Art Show & Tell, even in the darkest coldest days
The dark days of December are eating me. I think it is a common feeling to have when trapped between two bitter seasons. But the chill has severely restricted my passion to work on the webcomic right now. Sorry. Alas, our special bond has been born through broken promises. And I’m working so much right now for my business I can’t breathe.
That, mixed with the fact that I’m having a wonderful surge with the Pixelton book. It is magic and satisfying and daring and everything the webcomic isn’t right now. I think it will be worthwhile.
What exactly have I been working on? Take a look at a ton of stuff I’ve never shared before…
The above is a list of the files for the completely new and amazing Pixelton adventures. The orange and yellow means inked semi or fully complete. The neat thing is this list is now colorful for greater then half. I’ve been aiming to add at least one new page to this complete list per day.

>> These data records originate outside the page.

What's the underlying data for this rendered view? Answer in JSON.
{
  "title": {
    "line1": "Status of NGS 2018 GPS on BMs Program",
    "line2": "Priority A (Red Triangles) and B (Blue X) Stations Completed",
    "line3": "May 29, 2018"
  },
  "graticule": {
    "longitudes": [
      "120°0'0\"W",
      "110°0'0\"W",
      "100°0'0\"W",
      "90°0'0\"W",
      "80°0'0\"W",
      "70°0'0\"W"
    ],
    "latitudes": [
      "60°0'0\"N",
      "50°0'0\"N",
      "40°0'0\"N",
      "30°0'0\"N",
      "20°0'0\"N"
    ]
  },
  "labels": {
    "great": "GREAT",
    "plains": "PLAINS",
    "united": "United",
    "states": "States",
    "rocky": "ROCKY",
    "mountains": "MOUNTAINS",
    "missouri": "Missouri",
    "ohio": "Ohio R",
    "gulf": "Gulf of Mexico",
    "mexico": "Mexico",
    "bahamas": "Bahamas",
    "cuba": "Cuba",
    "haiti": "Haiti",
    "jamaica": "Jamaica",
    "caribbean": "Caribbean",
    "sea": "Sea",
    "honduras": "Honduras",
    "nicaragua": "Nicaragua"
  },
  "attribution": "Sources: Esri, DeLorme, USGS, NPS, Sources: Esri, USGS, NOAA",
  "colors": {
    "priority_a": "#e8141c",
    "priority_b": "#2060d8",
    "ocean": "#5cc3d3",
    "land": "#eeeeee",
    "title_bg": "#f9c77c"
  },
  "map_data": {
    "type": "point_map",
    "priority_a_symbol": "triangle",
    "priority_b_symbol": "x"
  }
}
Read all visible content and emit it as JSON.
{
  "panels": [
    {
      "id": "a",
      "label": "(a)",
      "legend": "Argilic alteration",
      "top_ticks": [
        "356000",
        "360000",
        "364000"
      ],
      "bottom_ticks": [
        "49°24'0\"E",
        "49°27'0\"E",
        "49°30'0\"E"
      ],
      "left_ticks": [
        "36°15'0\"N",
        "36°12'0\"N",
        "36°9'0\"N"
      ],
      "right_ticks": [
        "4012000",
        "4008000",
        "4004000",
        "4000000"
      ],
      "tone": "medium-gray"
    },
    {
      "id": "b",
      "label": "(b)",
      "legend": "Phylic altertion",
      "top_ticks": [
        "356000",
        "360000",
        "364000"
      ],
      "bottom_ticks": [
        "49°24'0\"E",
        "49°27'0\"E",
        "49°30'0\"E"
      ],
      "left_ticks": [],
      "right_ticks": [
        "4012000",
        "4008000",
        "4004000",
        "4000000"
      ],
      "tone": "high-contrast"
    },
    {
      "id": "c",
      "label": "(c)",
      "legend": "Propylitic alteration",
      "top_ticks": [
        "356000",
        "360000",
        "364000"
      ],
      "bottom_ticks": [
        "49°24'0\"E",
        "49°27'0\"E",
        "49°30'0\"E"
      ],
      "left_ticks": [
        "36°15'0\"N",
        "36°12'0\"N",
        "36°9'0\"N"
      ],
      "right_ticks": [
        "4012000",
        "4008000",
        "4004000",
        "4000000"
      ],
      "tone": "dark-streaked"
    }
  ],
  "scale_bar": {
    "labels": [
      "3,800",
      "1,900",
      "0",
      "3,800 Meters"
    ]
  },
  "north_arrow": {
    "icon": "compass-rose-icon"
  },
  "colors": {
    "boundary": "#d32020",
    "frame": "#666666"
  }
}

Here is a quick sample that doesn’t show much (or color). This book is HUGE though. Should be about 14 inches horizontally. But it wasn’t always this way!
The above was the first sketch for Pixelton. Kirby was originally a bear, and a pretty generic one at that. I went ahead for a good year writing with the boring bear Kirby leading the fight. Close to ten minutes before I started the pencils for the book I made a rash decision to switch the character to another originally named BRINGA. BRINGA was orange and had big triangle ears…
But that wasn’t before I spent months working on collateral with that damn evil bear.
This is the first sketch and color test I created. As you can see I was trying to do the thing in pencil and color behind. It didn’t work. And in the end this test showed me pencil wasn’t the way to go. I let this color test stall progress for months as I wondered what to do instead. Check out Fil’s original yellow tan, but he always had the crazy demeanor to contrast the passive bear.
Here are two animation cycles I made using evil Kirby. They’re pretty bad but made in vector format as Pixelton was meant to be a completely vector made book. This would allow me to get the stark contrast I wanted with the ease of having sets and editable characters.
For example this character (named “El Diablo Rojo”) was made in many poses…
…so he could be used on any one of the many Pixelton sets…
…to reflect each background in obsessive detail. I even set them up with parallax scroll in mind. Each set has a ton of props that could be included.
Remember that map I shared in the works a few months back? Here is the vector edition. You can zoom into the city and see billboards and text. Working on this drove me insane. I decided vector may not be the way to go. I was tired of vector and was worried about the book. At this time my last book, Nothing Left to Lose was just being released through Diamond in the start of 2006.
The point in all of this is that if you keep trying you find something that works. I ended up going around full circle back to line art after two years of pain, but would the story and art be as realized without it? Who knows. I’m guessing no.
The above is a view into the story arc of the Pixelton book. But this was one of about 50 and with each successive revision I got more interested. The story is still growing and will up until I’m ready to let it go. I want this book to be special.
( I highly recommend reading STORY by Robert McKee. I read it at exactly the right moment to try and turn things around.)
To make things you care about you have to be a little crazy. Posts like this remind me that crazy is okay if it makes you (and a few nice others) happy. Thanks for reading.